Moving on to markets it was a notably weaker session for Commodities yesterday. WTI and Brent shed 1.8% and 1.3% respectively to US$77.4/bbl and US$82.3/bbl. Gold (-2.3%) also paid back some of Friday’s gains to close at US$1151/oz. On the subject of Gold, there is a Swiss referendum scheduled at the end of the month in which voters will be asked whether or not the Swiss National Bank should increase its Gold reserves to 20% from 8% currently. Early opinion polls are generally mixed on the subject but it does come at a delicate time for policy making for the SNB. The Swiss Franc has rallied to within 0.2% of its 1.20 level versus the Euro after having appreciated about 2% YTD against the neighboring currency.

Switching tracks to Asia there has been some interesting headlines coming out of the APAC meeting in Beijing overnight. The notable story centers on the agreement signed by Russia and China with the former to supply gas to China marking the second such deal this year between the two nations. The deal is notable given that it would mean Russia should be able to reduce its dependence on Europe as a customer and instead focus on further boosting its strategic ties with China, particularly as this comes on the back of heightened tensions around the Ukraine and continued threats of sanctions from the US and EU. Elsewhere at the gathering, there was a notable public meeting between President Xi from China and Prime Minister Abe of Japan. The meeting marks the first time that the leaders have officially come together since 2012 with Abe commenting afterwards that ‘Japan and China made the first step in improving relations by going back to the original point of a strategic relationship of mutual benefit.’

Staying in the region and looking at markets, Chinese equities are flat after opening strongly whilst the Hang Seng is +0.5% following yesterday’s rally as investor sentiment received a boost post the announcement of the Shanghai-Hong Kong Connect. Meanwhile we’ve had trade data out of Japan. They reported a September current account surplus of JPY963bn yen (vs. JPY538bn expected), significantly higher than the JPY287bn surplus print we saw in August. The Nikkei has risen 2.1% following the results whilst bourses in the rest of Asia are generally trading firmer. Asian credit markets are also fairly resilient with benchmark names around 1bps tighter.

Before we look at the day ahead we'll just wrap up the European market moves yesterday. The Stoxx 600 closed +0.7% whilst Main and Xover finished the day 2bps and 10bps tighter respectively. With limited news flow some solid corporate earnings reports appeared to offset a weaker industrial production print out of Italy (-0.9% mom vs. -0.2% mom expected). Bunds closed +2bps wider whilst 10y yields in Spain were 3bps tighter on the day, shrugging off any worries over a political backlash in Spain following the results in the informal non-binding Catalan referendum.
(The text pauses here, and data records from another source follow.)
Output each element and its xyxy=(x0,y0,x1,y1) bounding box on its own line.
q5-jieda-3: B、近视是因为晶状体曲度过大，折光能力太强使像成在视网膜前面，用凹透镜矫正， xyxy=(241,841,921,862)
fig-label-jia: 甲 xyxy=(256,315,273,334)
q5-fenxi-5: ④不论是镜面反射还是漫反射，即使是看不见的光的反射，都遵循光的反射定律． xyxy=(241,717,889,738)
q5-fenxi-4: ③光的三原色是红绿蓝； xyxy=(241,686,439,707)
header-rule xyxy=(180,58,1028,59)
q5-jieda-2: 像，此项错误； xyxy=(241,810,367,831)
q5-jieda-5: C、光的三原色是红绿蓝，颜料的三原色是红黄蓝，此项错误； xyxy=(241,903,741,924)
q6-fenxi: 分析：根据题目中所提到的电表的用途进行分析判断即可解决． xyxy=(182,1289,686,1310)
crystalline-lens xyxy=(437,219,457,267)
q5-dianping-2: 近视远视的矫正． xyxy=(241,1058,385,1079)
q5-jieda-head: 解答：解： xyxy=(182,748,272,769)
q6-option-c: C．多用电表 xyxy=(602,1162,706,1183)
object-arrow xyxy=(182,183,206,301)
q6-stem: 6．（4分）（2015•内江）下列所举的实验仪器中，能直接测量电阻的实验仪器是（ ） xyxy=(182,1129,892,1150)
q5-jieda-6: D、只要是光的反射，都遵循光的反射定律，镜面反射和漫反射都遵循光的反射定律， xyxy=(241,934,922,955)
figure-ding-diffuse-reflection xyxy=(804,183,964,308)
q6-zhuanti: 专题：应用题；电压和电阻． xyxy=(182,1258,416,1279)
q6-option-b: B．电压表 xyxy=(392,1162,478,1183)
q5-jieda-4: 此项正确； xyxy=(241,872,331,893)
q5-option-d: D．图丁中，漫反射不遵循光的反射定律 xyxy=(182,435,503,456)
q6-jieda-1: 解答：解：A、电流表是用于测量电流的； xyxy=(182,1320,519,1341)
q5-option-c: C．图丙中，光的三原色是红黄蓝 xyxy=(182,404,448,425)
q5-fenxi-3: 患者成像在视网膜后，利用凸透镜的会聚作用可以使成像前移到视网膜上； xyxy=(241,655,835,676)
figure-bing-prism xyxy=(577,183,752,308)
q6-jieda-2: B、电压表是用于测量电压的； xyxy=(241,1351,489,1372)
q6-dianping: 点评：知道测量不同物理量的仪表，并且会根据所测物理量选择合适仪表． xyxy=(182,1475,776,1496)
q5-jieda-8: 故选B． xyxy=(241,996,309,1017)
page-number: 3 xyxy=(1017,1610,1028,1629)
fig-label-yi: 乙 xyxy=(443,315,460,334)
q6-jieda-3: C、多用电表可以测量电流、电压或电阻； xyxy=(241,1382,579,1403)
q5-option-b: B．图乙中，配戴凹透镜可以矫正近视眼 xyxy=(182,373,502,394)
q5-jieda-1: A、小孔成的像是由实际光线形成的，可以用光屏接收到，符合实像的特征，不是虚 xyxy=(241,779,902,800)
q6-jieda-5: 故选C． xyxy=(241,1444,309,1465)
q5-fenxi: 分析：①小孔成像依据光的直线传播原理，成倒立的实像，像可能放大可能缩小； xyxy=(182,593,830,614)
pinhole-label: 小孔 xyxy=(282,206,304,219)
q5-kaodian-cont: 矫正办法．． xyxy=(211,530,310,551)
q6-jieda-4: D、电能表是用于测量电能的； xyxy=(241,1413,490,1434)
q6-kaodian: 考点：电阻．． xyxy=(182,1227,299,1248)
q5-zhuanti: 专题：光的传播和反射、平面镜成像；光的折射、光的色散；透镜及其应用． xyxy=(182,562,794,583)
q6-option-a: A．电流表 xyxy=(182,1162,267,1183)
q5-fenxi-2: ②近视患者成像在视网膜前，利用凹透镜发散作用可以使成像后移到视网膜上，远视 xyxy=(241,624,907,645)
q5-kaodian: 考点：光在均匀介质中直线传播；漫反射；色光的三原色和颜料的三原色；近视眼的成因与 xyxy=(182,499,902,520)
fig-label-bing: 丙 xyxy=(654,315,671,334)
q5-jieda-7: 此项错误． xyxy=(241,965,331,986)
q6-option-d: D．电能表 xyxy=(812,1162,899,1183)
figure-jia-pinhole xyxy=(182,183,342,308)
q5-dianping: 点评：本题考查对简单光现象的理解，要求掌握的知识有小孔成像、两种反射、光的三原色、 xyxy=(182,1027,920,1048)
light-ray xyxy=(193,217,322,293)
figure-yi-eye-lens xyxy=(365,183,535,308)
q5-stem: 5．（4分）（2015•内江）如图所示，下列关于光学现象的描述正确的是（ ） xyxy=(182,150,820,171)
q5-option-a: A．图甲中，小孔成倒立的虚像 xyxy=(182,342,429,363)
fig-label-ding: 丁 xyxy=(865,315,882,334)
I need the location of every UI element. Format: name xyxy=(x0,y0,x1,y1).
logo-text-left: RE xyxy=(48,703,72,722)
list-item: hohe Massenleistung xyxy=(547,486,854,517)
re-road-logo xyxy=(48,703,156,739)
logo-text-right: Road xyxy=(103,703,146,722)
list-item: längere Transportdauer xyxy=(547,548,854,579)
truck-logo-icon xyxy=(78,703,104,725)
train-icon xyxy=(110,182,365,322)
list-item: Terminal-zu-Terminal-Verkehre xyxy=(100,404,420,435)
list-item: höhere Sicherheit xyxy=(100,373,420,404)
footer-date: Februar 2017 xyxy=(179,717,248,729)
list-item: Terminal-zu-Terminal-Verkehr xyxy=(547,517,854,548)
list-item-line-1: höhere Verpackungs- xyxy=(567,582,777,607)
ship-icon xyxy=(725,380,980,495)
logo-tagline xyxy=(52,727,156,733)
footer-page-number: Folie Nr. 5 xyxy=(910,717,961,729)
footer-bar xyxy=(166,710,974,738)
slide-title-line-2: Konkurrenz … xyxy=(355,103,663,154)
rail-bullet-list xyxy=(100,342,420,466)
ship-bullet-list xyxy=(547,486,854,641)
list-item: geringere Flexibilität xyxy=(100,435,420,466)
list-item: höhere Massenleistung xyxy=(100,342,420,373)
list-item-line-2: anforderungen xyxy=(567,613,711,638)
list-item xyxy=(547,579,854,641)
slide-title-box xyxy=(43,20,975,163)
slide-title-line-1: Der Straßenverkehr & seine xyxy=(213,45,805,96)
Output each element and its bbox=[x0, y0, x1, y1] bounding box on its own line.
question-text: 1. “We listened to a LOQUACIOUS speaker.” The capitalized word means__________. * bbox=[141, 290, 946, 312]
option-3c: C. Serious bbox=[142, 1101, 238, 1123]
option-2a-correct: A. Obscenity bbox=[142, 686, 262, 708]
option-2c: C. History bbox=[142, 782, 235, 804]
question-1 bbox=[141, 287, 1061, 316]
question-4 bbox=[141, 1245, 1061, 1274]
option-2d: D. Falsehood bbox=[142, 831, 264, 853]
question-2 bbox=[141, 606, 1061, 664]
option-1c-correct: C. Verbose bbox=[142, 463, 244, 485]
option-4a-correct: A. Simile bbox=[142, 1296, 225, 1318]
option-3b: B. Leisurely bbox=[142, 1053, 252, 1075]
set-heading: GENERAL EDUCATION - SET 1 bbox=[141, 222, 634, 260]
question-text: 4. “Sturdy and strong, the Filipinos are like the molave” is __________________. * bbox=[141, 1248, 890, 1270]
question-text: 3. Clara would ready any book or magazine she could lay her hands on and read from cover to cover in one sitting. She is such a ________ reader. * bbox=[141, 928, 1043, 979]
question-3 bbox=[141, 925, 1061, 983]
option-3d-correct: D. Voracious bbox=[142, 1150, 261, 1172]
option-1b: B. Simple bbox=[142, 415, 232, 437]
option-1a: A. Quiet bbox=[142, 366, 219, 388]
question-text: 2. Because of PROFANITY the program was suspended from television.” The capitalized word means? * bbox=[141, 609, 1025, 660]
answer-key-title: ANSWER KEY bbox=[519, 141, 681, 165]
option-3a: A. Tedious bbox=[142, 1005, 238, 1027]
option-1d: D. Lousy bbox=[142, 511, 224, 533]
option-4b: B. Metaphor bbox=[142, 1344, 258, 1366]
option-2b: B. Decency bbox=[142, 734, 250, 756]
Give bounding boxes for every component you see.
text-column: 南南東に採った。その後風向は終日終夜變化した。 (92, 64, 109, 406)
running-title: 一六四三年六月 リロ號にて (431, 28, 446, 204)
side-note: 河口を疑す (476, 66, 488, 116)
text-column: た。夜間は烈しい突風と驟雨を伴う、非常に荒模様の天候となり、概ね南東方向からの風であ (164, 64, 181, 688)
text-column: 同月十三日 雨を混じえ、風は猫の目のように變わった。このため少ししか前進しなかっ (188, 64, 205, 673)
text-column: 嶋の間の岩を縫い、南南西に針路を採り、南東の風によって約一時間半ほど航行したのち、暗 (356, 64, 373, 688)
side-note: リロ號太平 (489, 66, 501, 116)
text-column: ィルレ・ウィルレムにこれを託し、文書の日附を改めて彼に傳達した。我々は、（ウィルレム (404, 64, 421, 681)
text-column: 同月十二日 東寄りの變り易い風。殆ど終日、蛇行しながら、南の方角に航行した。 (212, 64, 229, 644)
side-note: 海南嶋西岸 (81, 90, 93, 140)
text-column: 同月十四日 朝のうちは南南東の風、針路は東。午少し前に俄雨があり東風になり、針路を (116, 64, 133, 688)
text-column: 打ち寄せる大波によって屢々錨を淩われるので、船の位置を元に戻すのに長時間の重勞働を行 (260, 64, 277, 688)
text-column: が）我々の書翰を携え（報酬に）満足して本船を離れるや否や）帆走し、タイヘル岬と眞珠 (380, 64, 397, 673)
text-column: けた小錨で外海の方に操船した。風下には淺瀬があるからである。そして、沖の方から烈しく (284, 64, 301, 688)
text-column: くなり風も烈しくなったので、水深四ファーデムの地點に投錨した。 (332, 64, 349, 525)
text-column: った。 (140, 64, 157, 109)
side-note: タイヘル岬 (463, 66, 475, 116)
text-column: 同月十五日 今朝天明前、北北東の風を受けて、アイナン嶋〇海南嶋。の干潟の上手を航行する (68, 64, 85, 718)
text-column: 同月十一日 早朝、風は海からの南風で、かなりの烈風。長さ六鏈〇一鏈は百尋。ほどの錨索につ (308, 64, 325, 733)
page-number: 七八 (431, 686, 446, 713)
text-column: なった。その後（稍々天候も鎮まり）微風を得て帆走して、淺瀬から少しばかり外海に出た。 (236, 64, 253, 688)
Looking ahead to today we’ve got a fairly light calendar in the region which isn’t surprising given the US holiday. The October small business optimism print is the only US release to look forward to. Outside of the US, we’ve got retail data due out of the UK and the wholesale price index print in German. On a quiet day like this maybe its also worth keeping an eye on any interesting snippets arising from the conclusion of the 2-day APEC leader’s summit in Beijing today.

Let's see if these quieter markets continue.